The issue isn’t nothing, but it for the main use case of “secure” boot, a mobile laptop, it is mitigated by just encrypting /boot.
Possibly the real purpose of “secure” boot friction :
“Can we create a standard or expand something like ACPI, so Linux becomes unbootable on PCs?”
Bill Gates
Note that MS’s compiler for acpi stuff (used by bios vendors) generates broken garbage for hosts that state they are running linux, so linux has to claim it is windows when retrieving acpi stuff from the bios– so, there is a pretty obvious example of MS doing as BG requested.
If you don’t like PC and their standards which are made to run Windows (as demanded by 99,8% of users) then nobody is preventing you from doing your own thing using ARM, RISC-V, STM32 or MIPS.
Similar arguments were rose when Mozilla tried to break IE monopoly.
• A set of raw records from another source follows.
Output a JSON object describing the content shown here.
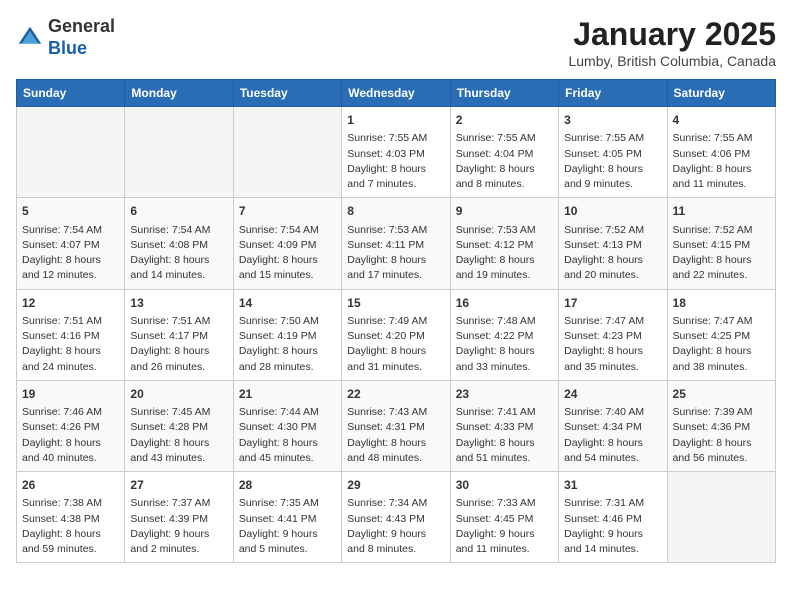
{
  "logo": {
    "general": "General",
    "blue": "Blue"
  },
  "title": "January 2025",
  "subtitle": "Lumby, British Columbia, Canada",
  "days_of_week": [
    "Sunday",
    "Monday",
    "Tuesday",
    "Wednesday",
    "Thursday",
    "Friday",
    "Saturday"
  ],
  "weeks": [
    [
      {
        "day": "",
        "sunrise": "",
        "sunset": "",
        "daylight": "",
        "empty": true
      },
      {
        "day": "",
        "sunrise": "",
        "sunset": "",
        "daylight": "",
        "empty": true
      },
      {
        "day": "",
        "sunrise": "",
        "sunset": "",
        "daylight": "",
        "empty": true
      },
      {
        "day": "1",
        "sunrise": "Sunrise: 7:55 AM",
        "sunset": "Sunset: 4:03 PM",
        "daylight": "Daylight: 8 hours and 7 minutes.",
        "empty": false
      },
      {
        "day": "2",
        "sunrise": "Sunrise: 7:55 AM",
        "sunset": "Sunset: 4:04 PM",
        "daylight": "Daylight: 8 hours and 8 minutes.",
        "empty": false
      },
      {
        "day": "3",
        "sunrise": "Sunrise: 7:55 AM",
        "sunset": "Sunset: 4:05 PM",
        "daylight": "Daylight: 8 hours and 9 minutes.",
        "empty": false
      },
      {
        "day": "4",
        "sunrise": "Sunrise: 7:55 AM",
        "sunset": "Sunset: 4:06 PM",
        "daylight": "Daylight: 8 hours and 11 minutes.",
        "empty": false
      }
    ],
    [
      {
        "day": "5",
        "sunrise": "Sunrise: 7:54 AM",
        "sunset": "Sunset: 4:07 PM",
        "daylight": "Daylight: 8 hours and 12 minutes.",
        "empty": false
      },
      {
        "day": "6",
        "sunrise": "Sunrise: 7:54 AM",
        "sunset": "Sunset: 4:08 PM",
        "daylight": "Daylight: 8 hours and 14 minutes.",
        "empty": false
      },
      {
        "day": "7",
        "sunrise": "Sunrise: 7:54 AM",
        "sunset": "Sunset: 4:09 PM",
        "daylight": "Daylight: 8 hours and 15 minutes.",
        "empty": false
      },
      {
        "day": "8",
        "sunrise": "Sunrise: 7:53 AM",
        "sunset": "Sunset: 4:11 PM",
        "daylight": "Daylight: 8 hours and 17 minutes.",
        "empty": false
      },
      {
        "day": "9",
        "sunrise": "Sunrise: 7:53 AM",
        "sunset": "Sunset: 4:12 PM",
        "daylight": "Daylight: 8 hours and 19 minutes.",
        "empty": false
      },
      {
        "day": "10",
        "sunrise": "Sunrise: 7:52 AM",
        "sunset": "Sunset: 4:13 PM",
        "daylight": "Daylight: 8 hours and 20 minutes.",
        "empty": false
      },
      {
        "day": "11",
        "sunrise": "Sunrise: 7:52 AM",
        "sunset": "Sunset: 4:15 PM",
        "daylight": "Daylight: 8 hours and 22 minutes.",
        "empty": false
      }
    ],
    [
      {
        "day": "12",
        "sunrise": "Sunrise: 7:51 AM",
        "sunset": "Sunset: 4:16 PM",
        "daylight": "Daylight: 8 hours and 24 minutes.",
        "empty": false
      },
      {
        "day": "13",
        "sunrise": "Sunrise: 7:51 AM",
        "sunset": "Sunset: 4:17 PM",
        "daylight": "Daylight: 8 hours and 26 minutes.",
        "empty": false
      },
      {
        "day": "14",
        "sunrise": "Sunrise: 7:50 AM",
        "sunset": "Sunset: 4:19 PM",
        "daylight": "Daylight: 8 hours and 28 minutes.",
        "empty": false
      },
      {
        "day": "15",
        "sunrise": "Sunrise: 7:49 AM",
        "sunset": "Sunset: 4:20 PM",
        "daylight": "Daylight: 8 hours and 31 minutes.",
        "empty": false
      },
      {
        "day": "16",
        "sunrise": "Sunrise: 7:48 AM",
        "sunset": "Sunset: 4:22 PM",
        "daylight": "Daylight: 8 hours and 33 minutes.",
        "empty": false
      },
      {
        "day": "17",
        "sunrise": "Sunrise: 7:47 AM",
        "sunset": "Sunset: 4:23 PM",
        "daylight": "Daylight: 8 hours and 35 minutes.",
        "empty": false
      },
      {
        "day": "18",
        "sunrise": "Sunrise: 7:47 AM",
        "sunset": "Sunset: 4:25 PM",
        "daylight": "Daylight: 8 hours and 38 minutes.",
        "empty": false
      }
    ],
    [
      {
        "day": "19",
        "sunrise": "Sunrise: 7:46 AM",
        "sunset": "Sunset: 4:26 PM",
        "daylight": "Daylight: 8 hours and 40 minutes.",
        "empty": false
      },
      {
        "day": "20",
        "sunrise": "Sunrise: 7:45 AM",
        "sunset": "Sunset: 4:28 PM",
        "daylight": "Daylight: 8 hours and 43 minutes.",
        "empty": false
      },
      {
        "day": "21",
        "sunrise": "Sunrise: 7:44 AM",
        "sunset": "Sunset: 4:30 PM",
        "daylight": "Daylight: 8 hours and 45 minutes.",
        "empty": false
      },
      {
        "day": "22",
        "sunrise": "Sunrise: 7:43 AM",
        "sunset": "Sunset: 4:31 PM",
        "daylight": "Daylight: 8 hours and 48 minutes.",
        "empty": false
      },
      {
        "day": "23",
        "sunrise": "Sunrise: 7:41 AM",
        "sunset": "Sunset: 4:33 PM",
        "daylight": "Daylight: 8 hours and 51 minutes.",
        "empty": false
      },
      {
        "day": "24",
        "sunrise": "Sunrise: 7:40 AM",
        "sunset": "Sunset: 4:34 PM",
        "daylight": "Daylight: 8 hours and 54 minutes.",
        "empty": false
      },
      {
        "day": "25",
        "sunrise": "Sunrise: 7:39 AM",
        "sunset": "Sunset: 4:36 PM",
        "daylight": "Daylight: 8 hours and 56 minutes.",
        "empty": false
      }
    ],
    [
      {
        "day": "26",
        "sunrise": "Sunrise: 7:38 AM",
        "sunset": "Sunset: 4:38 PM",
        "daylight": "Daylight: 8 hours and 59 minutes.",
        "empty": false
      },
      {
        "day": "27",
        "sunrise": "Sunrise: 7:37 AM",
        "sunset": "Sunset: 4:39 PM",
        "daylight": "Daylight: 9 hours and 2 minutes.",
        "empty": false
      },
      {
        "day": "28",
        "sunrise": "Sunrise: 7:35 AM",
        "sunset": "Sunset: 4:41 PM",
        "daylight": "Daylight: 9 hours and 5 minutes.",
        "empty": false
      },
      {
        "day": "29",
        "sunrise": "Sunrise: 7:34 AM",
        "sunset": "Sunset: 4:43 PM",
        "daylight": "Daylight: 9 hours and 8 minutes.",
        "empty": false
      },
      {
        "day": "30",
        "sunrise": "Sunrise: 7:33 AM",
        "sunset": "Sunset: 4:45 PM",
        "daylight": "Daylight: 9 hours and 11 minutes.",
        "empty": false
      },
      {
        "day": "31",
        "sunrise": "Sunrise: 7:31 AM",
        "sunset": "Sunset: 4:46 PM",
        "daylight": "Daylight: 9 hours and 14 minutes.",
        "empty": false
      },
      {
        "day": "",
        "sunrise": "",
        "sunset": "",
        "daylight": "",
        "empty": true
      }
    ]
  ]
}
If a standard if designed to block competition it’s never good for users.
That 99.8% figure is ignoring the server market, which uses the same standards.
But yeah, even with secure boot available, PC is a lot easier to run different operating systems on than practically any other platform.
I fail to find anything novel in the PHP SQL injection case. Using “SELECT $col …” means that you are not using a prepared statement after all. It is your responsibility to ensure that $col is safe…
“Clorox outsourced their IT, and therefore can’t be blamed.” Saving money and can’t be blamed? That’s most triumphant. Except we take and find that:
“Clorox’s IT operations are handled by an internal IT department, headed by Chau Banks, the Senior Vice President and Chief Information and Data Officer. Clorox’s IT department is responsible for managing its IT infrastructure, systems, and data.”
Clorox and Cognizant was 2023.
Sharepoint deserialization exploit uses heap grooming, so the attacker doesn’t even need to deal with CET, pkey, MTE, NX, and ASLR as long as they use forward-edge primitives.
The IBM X-Force paper from BH is showing latest MS heap manager security is still just cookies, and the actual segment management is carried over from 7
Intel’s Clear Linux action is something people say can only happen to community driven products. Support from big company was supposed to be a guarantee of predictable live process.